Last week, Horizon ($HZNP) raised its buyout offer for California's Depomed ($DEPO) in order to spur the drugmaker into coming to the bargaining table. But it looks like it'll have to go with Plan B.
Depomed Wednesday shot down the Irish pharma, dismissing its $33-per-share proposal as "inadequate" and not in its shareholders' best interests.
The reason? The new offer isn't actually any better than the $29.25-per-share offer Horizon put forth in May, it argued. It doesn't reflect an increase in the stake Depomed shareholders would have in a combined company, nor the amount of Horizon stock they would pick up.
|Depomed CEO Jim Schoeneck outside the JP Morgan Healthcare Conference|
"We believe the July 21 proposal is opportunistic and takes advantage of a temporary decrease in Depomed's stock price," Depomed CEO Jim Schoeneck wrote to Horizon chief Timothy Walbert in a letter.
And even with that aside, Depomed's pretty confident in its standalone prospects. As Schoeneck said in a statement, it's on track to become one of the top 5 pain drugmakers in the U.S. by 2016, based on branded revenue. And in the letter to Walbert, he cited updated sales guidance--the midpoint of which pegs the company's compounded annual growth rate at 129% between 2012 and 2015.

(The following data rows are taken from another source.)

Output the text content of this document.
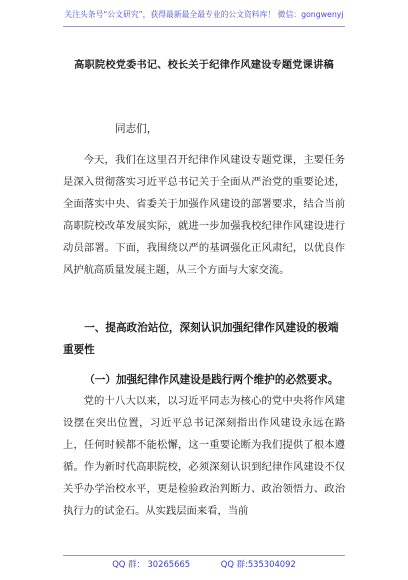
关注头条号“公文研究”，获得最新最全最专业的公文资料库！ 微信：gongwenyj
高职院校党委书记、校长关于纪律作风建设专题党课讲稿

同志们，

今天，我们在这里召开纪律作风建设专题党课，主要任务是深入贯彻落实习近平总书记关于全面从严治党的重要论述，全面落实中央、省委关于加强作风建设的部署要求，结合当前高职院校改革发展实际，就进一步加强我校纪律作风建设进行动员部署。下面，我围绕以严的基调强化正风肃纪，以优良作风护航高质量发展主题，从三个方面与大家交流。

一、提高政治站位，深刻认识加强纪律作风建设的极端重要性
（一）加强纪律作风建设是践行两个维护的必然要求。

党的十八大以来，以习近平同志为核心的党中央将作风建设摆在突出位置，习近平总书记深刻指出作风建设永远在路上，任何时候都不能松懈，这一重要论断为我们提供了根本遵循。作为新时代高职院校，必须深刻认识到纪律作风建设不仅关乎办学治校水平，更是检验政治判断力、政治领悟力、政治执行力的试金石。从实践层面来看，当前

QQ 群： 30265665	QQ 群:535304092
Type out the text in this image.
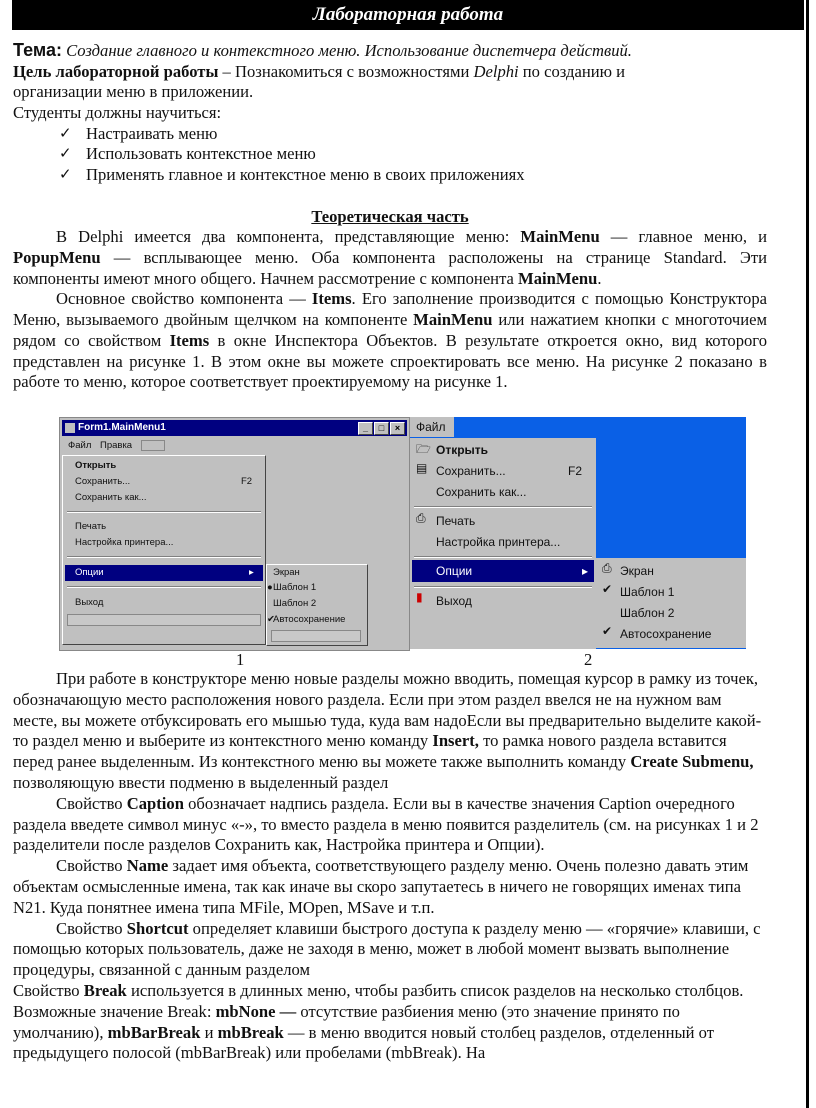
Лабораторная работа

Тема: Создание главного и контекстного меню. Использование диспетчера действий.

Цель лабораторной работы – Познакомиться с возможностями Delphi по созданию и

организации меню в приложении.

Студенты должны научиться:

✓ Настраивать меню
✓ Использовать контекстное меню
✓ Применять главное и контекстное меню в своих приложениях

Теоретическая часть

В Delphi имеется два компонента, представляющие меню: MainMenu — главное меню, и PopupMenu — всплывающее меню. Оба компонента расположены на странице Standard. Эти компоненты имеют много общего. Начнем рассмотрение с компонента MainMenu.

Основное свойство компонента — Items. Его заполнение производится с помощью Конструктора Меню, вызываемого двойным щелчком на компоненте MainMenu или нажатием кнопки с многоточием рядом со свойством Items в окне Инспектора Объектов. В результате откроется окно, вид которого представлен на рисунке 1. В этом окне вы можете спроектировать все меню. На рисунке 2 показано в работе то меню, которое соответствует проектируемому на рисунке 1.

Form1.MainMenu1	_	□	×
Файл Правка
Открыть
Сохранить...	F2
Сохранить как...
Печать
Настройка принтера...
Опции	▸
Выход
Экран
● Шаблон 1
Шаблон 2
✔
Автосохранение
Файл
🗁 Открыть
▤ Сохранить...	F2
Сохранить как...
⎙ Печать
Настройка принтера...
Опции	▸
▮ Выход
⎙ Экран
✔ Шаблон 1
Шаблон 2
✔ Автосохранение
1	2

При работе в конструкторе меню новые разделы можно вводить, помещая курсор в рамку из точек, обозначающую место расположения нового раздела. Если при этом раздел ввелся не на нужном вам месте, вы можете отбуксировать его мышью туда, куда вам надоЕсли вы предварительно выделите какой-то раздел меню и выберите из контекстного меню команду Insert, то рамка нового раздела вставится перед ранее выделенным. Из контекстного меню вы можете также выполнить команду Create Submenu, позволяющую ввести подменю в выделенный раздел

Свойство Caption обозначает надпись раздела. Если вы в качестве значения Caption очередного раздела введете символ минус «-», то вместо раздела в меню появится разделитель (см. на рисунках 1 и 2 разделители после разделов Сохранить как, Настройка принтера и Опции).

Свойство Name задает имя объекта, соответствующего разделу меню. Очень полезно давать этим объектам осмысленные имена, так как иначе вы скоро запутаетесь в ничего не говорящих именах типа N21. Куда понятнее имена типа MFile, MOpen, MSave и т.п.

Свойство Shortcut определяет клавиши быстрого доступа к разделу меню — «горячие» клавиши, с помощью которых пользователь, даже не заходя в меню, может в любой момент вызвать выполнение процедуры, связанной с данным разделом

Свойство Break используется в длинных меню, чтобы разбить список разделов на несколько столбцов. Возможные значение Break: mbNone — отсутствие разбиения меню (это значение принято по умолчанию), mbBarBreak и mbBreak — в меню вводится новый столбец разделов, отделенный от предыдущего полосой (mbBarBreak) или пробелами (mbBreak). На
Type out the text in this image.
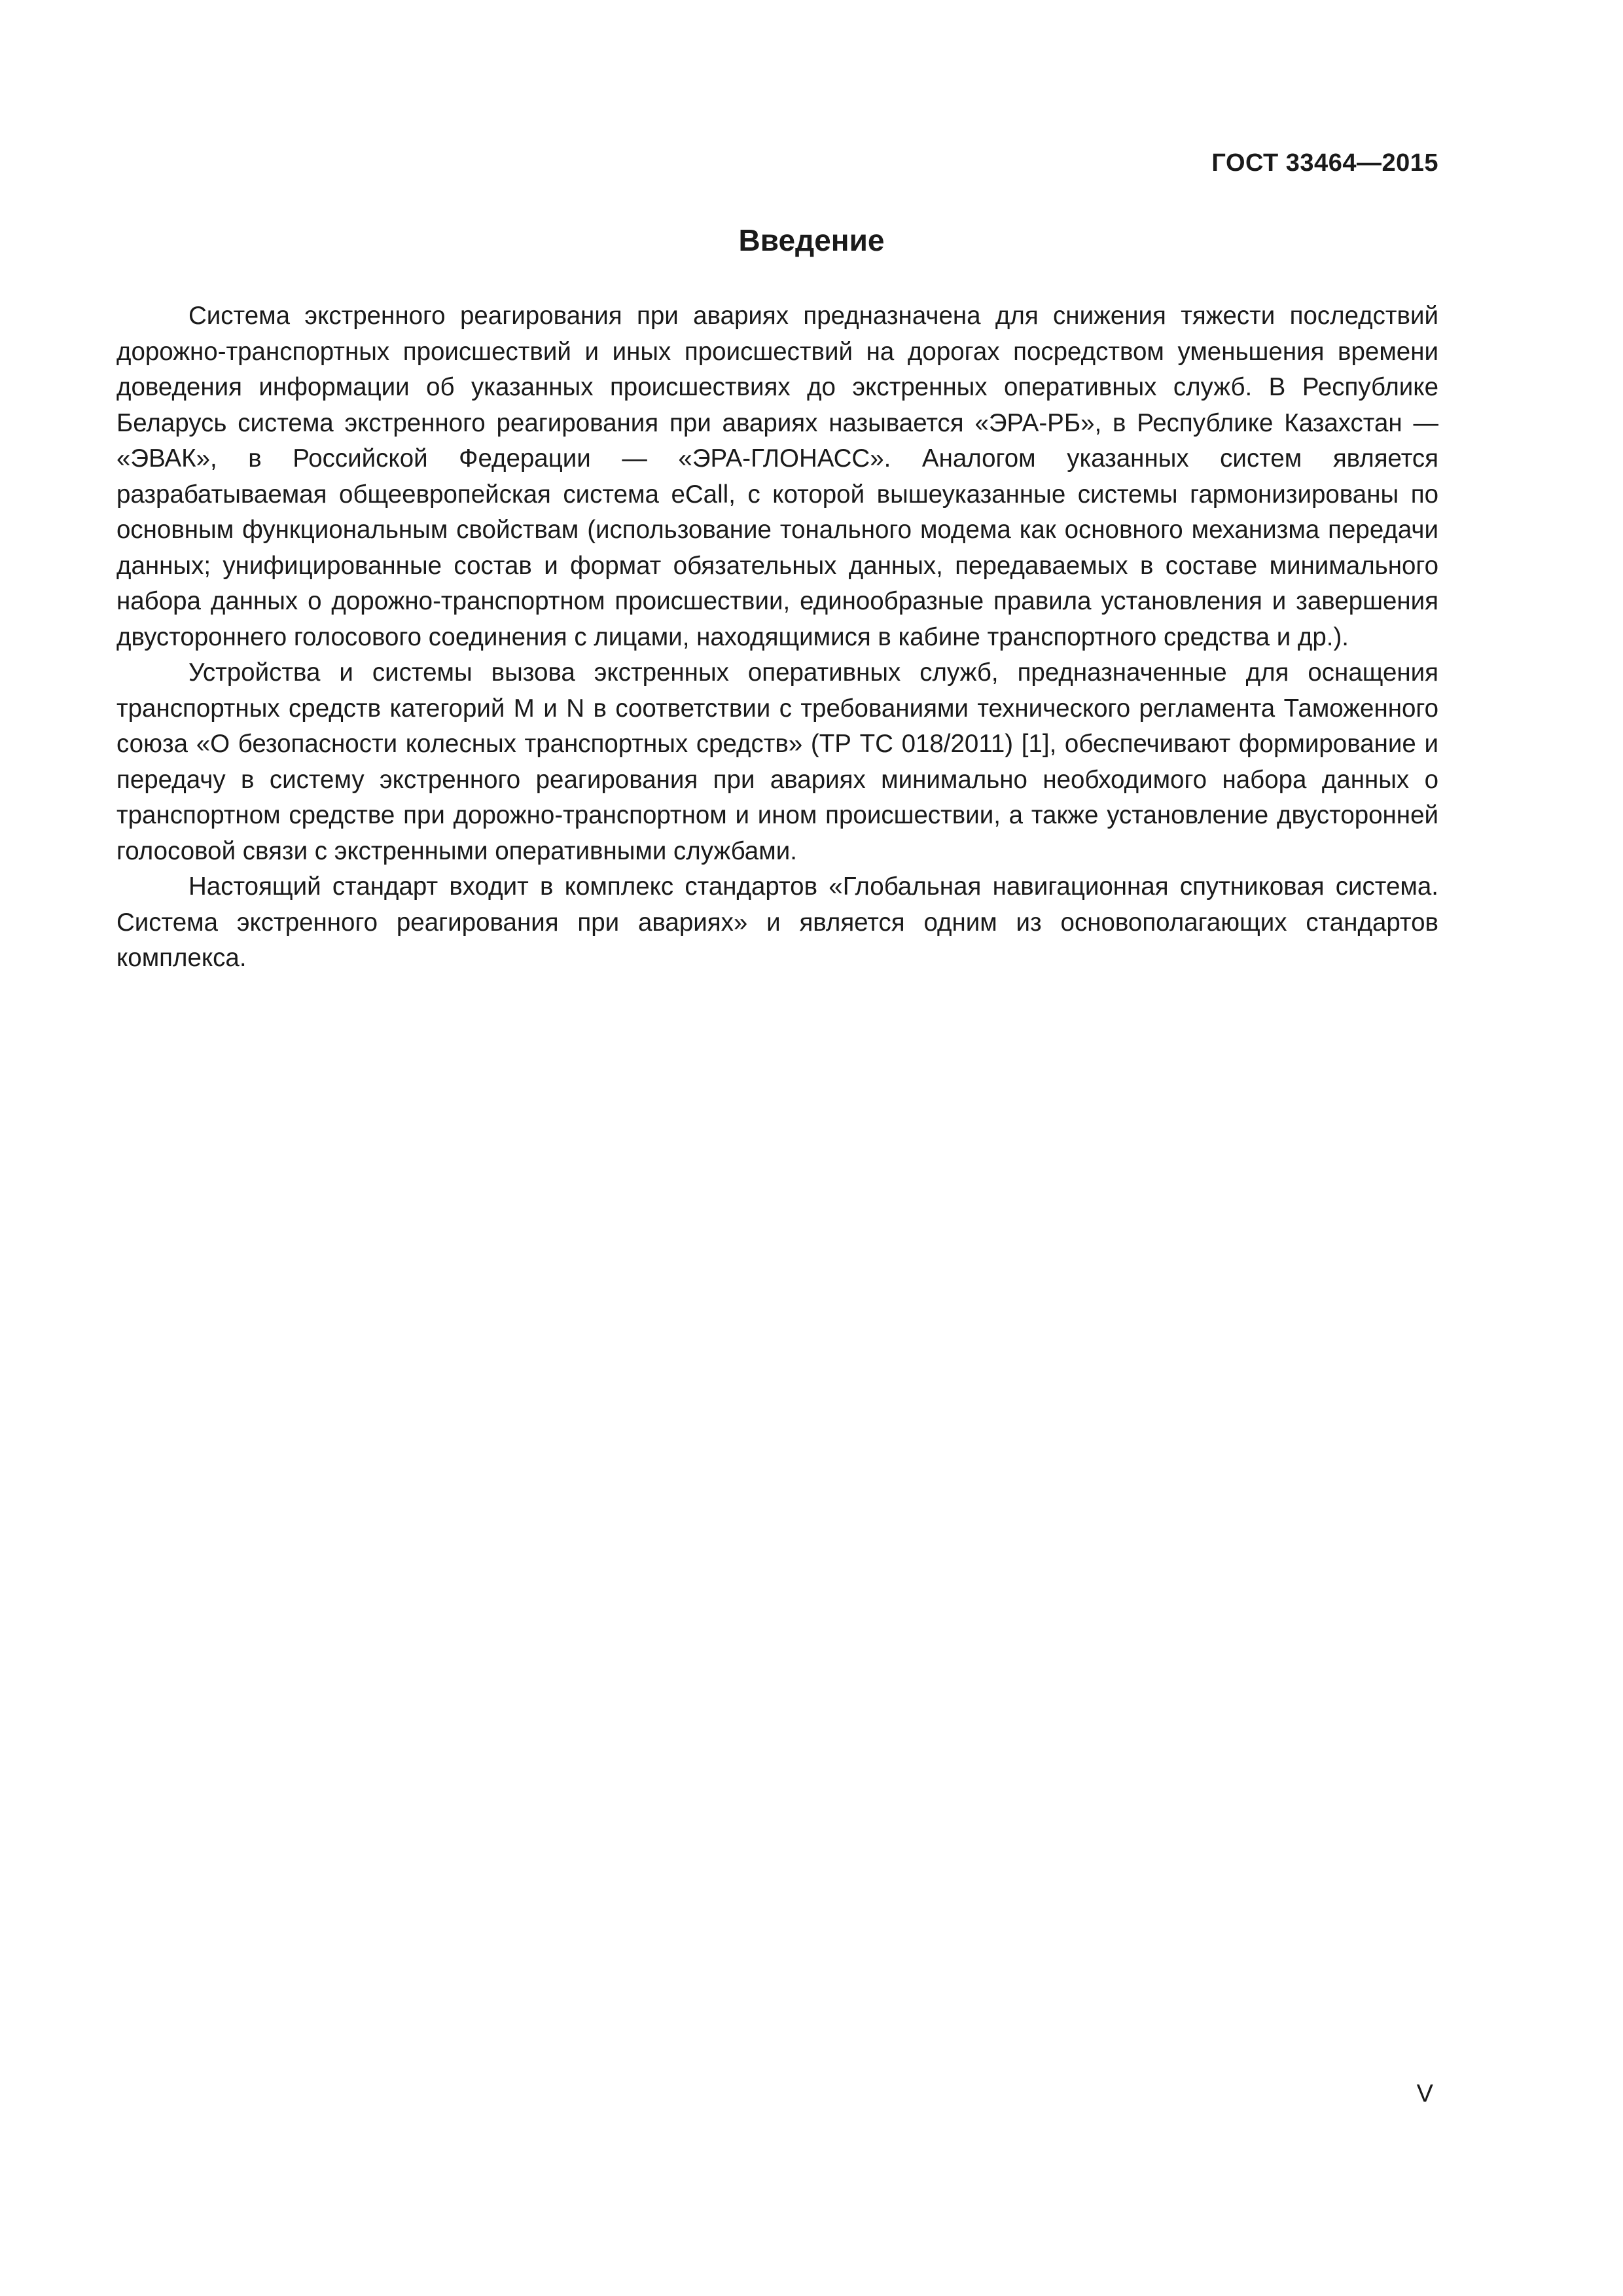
ГОСТ 33464—2015

Введение

Система экстренного реагирования при авариях предназначена для снижения тяжести последствий дорожно-транспортных происшествий и иных происшествий на дорогах посредством уменьшения времени доведения информации об указанных происшествиях до экстренных оперативных служб. В Республике Беларусь система экстренного реагирования при авариях называется «ЭРА-РБ», в Республике Казахстан — «ЭВАК», в Российской Федерации — «ЭРА-ГЛОНАСС». Аналогом указанных систем является разрабатываемая общеевропейская система eCall, с которой вышеуказанные системы гармонизированы по основным функциональным свойствам (использование тонального модема как основного механизма передачи данных; унифицированные состав и формат обязательных данных, передаваемых в составе минимального набора данных о дорожно-транспортном происшествии, единообразные правила установления и завершения двустороннего голосового соединения с лицами, находящимися в кабине транспортного средства и др.).

Устройства и системы вызова экстренных оперативных служб, предназначенные для оснащения транспортных средств категорий M и N в соответствии с требованиями технического регламента Таможенного союза «О безопасности колесных транспортных средств» (ТР ТС 018/2011) [1], обеспечивают формирование и передачу в систему экстренного реагирования при авариях минимально необходимого набора данных о транспортном средстве при дорожно-транспортном и ином происшествии, а также установление двусторонней голосовой связи с экстренными оперативными службами.

Настоящий стандарт входит в комплекс стандартов «Глобальная навигационная спутниковая система. Система экстренного реагирования при авариях» и является одним из основополагающих стандартов комплекса.

V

Depomed's tune hasn't changed since Horizon first took its interest public back in May. Earlier this month, it swallowed a poison pill to stop any person or group from acquiring a stake in the company greater than 10%.
But Horizon's hasn't changed, either, and it's stressed that Depomed's resistance won't keep it from pushing ahead with a deal. "Horizon remains committed to an acquisition of Depomed and we are prepared to consider all paths necessary to complete the transaction," Walbert said in a statement last week.